One night, our superiors wished to talk to us. War broke out in the southern part of our country and they were running out of medical personnel. We looked at each other, eyes speaking a thousand words, mixed worry and a sense of urgency played along our lips, all rooting down to a common thought, "People need us."

And so, another adventure began.

Never thought it would be the last. We had gone through the roughest cases, the toughest, craziest, and the most impossible situations. Never thought it could get any worse.

Before our convoy could even arrive at the HQ, a loud explosion was the first thing that greeted us along with the other combat medics. One gunfire after another, the first minute of staying in the warzone rattled me. I've never gotten so astounded. I looked at them straight in the eyes, I knew they were forcing themselves not to tremble as well. Smoke and dust quickly covered the entire area. Gunpowder was the only scent mixed with the thin and arid air.
Everything happened so fast. With a stretcher on their hands, a first aid kit on my back, we ran as fast as we could from one concrete barricade to another – the sound of bullets flying past us, the trails of heat coming from the lead slugs felt so surreal as we headed towards a downed soldier.
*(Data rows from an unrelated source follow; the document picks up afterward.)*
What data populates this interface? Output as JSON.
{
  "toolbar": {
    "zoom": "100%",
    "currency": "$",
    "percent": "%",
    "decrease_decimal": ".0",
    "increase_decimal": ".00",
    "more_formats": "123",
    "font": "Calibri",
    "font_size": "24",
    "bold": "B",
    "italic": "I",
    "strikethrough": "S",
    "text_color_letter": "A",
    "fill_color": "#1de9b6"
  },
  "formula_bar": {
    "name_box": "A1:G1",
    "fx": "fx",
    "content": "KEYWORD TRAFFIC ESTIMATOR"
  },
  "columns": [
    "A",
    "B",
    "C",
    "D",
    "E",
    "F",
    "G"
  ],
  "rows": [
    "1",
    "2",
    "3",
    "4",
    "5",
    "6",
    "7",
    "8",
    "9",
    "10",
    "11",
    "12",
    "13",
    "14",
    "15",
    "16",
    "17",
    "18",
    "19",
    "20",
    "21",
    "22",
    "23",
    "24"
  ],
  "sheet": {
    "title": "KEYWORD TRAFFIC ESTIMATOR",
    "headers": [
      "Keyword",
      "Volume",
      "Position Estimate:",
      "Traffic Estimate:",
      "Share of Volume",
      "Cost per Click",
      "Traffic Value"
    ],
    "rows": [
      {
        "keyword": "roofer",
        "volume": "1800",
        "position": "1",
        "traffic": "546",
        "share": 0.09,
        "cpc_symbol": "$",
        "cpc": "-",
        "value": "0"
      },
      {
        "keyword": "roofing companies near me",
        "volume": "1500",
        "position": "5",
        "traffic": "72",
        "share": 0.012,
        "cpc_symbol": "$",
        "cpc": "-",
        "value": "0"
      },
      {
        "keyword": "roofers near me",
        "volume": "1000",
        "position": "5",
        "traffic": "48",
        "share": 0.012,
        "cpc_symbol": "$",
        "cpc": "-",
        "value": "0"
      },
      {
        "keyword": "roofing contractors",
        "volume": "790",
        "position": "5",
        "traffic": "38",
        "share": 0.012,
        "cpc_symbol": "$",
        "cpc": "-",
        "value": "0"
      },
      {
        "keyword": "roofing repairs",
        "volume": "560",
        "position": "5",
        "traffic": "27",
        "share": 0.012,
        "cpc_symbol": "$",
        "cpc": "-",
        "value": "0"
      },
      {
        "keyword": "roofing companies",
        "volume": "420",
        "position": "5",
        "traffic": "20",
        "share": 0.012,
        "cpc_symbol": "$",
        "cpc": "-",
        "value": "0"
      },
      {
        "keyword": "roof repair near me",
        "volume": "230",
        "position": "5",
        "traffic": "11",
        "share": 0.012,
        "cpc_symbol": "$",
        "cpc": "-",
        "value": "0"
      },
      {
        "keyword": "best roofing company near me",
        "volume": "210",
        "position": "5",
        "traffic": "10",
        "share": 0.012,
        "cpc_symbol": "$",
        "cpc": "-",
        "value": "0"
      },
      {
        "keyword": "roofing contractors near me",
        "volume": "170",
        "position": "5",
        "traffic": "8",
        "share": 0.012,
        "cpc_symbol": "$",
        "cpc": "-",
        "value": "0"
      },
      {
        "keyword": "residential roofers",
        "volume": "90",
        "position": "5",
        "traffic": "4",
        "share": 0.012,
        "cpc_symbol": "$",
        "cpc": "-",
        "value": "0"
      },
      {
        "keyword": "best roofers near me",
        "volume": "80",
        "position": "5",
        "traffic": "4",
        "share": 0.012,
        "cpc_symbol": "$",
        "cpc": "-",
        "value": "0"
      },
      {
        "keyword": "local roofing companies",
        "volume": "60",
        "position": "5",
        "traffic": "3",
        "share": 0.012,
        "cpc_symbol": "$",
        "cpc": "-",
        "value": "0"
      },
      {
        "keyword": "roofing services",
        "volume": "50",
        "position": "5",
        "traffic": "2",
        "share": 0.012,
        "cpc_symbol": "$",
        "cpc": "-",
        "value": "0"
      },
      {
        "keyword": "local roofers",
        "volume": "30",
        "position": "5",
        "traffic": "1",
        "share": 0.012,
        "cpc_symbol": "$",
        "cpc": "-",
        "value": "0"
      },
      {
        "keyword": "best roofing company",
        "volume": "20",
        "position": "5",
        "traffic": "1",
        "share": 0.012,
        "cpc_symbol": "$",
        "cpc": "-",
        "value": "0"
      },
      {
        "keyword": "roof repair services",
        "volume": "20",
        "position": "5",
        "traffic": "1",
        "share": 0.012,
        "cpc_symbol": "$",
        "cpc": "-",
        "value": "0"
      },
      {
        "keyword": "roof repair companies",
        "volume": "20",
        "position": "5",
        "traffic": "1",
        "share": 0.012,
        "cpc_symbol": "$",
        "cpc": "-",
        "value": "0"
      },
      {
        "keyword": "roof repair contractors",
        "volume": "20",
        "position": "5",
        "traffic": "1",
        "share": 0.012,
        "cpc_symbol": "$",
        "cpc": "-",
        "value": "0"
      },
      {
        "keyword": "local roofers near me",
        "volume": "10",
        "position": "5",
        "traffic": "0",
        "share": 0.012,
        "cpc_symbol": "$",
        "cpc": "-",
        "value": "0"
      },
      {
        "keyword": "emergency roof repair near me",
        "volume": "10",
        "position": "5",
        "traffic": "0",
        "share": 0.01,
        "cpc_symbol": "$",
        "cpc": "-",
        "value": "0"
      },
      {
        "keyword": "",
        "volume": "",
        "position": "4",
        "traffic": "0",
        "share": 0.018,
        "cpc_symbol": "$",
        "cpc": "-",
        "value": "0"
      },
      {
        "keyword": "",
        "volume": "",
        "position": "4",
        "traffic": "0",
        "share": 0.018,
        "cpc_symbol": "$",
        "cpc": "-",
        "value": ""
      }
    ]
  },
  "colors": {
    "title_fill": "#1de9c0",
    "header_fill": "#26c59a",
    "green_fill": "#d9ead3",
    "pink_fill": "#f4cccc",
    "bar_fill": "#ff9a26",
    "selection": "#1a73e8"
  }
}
Minutes turned to hours as countless men fought for the line between life and death. One second after another, it shifts to a line between survival and death. Our team already recovered more than a hundred fallen comrades when flaming projectiles rained down on our headquarters.

"Peter!" I heard my mom scream pure horror for the first time in my life. With both of my pupils dilating and blurring out here and there, I snapped my head back at them and was greeted by nearly unidentifiable bodies sprawled on the ground. Maybe it was adrenaline, maybe it was out of terror, but I hurriedly put one foot after another to tend to my father covered with dirt and blood.

Another deafening detonation, much nearer this time, disrupted my vision for a while and a shrill ringing echoed endlessly in my ears. I fought back the urge to pass out as I tried to trace their figures from the thick smoke.

I rushed to their sides along with the other fallen soldiers - my heart beating like a drum, my breath hitching as I desperately called out, "Peter! Sydney! Are you guys okay?"

No one was moving.

No one was breathing.

It was then as if something took my breath away. I couldn't move. I felt like I lost the ability to shed a tear. I could only stare at their limp bodies in fear. This was the outcome of everything we've built. Amidst the ruthless battlefield, I was astonished.

Helpless.

I looked down on my collar.

I was given a perfect house, a perfect family, a perfect job... a perfect life, but these paws could only do so much for them in return.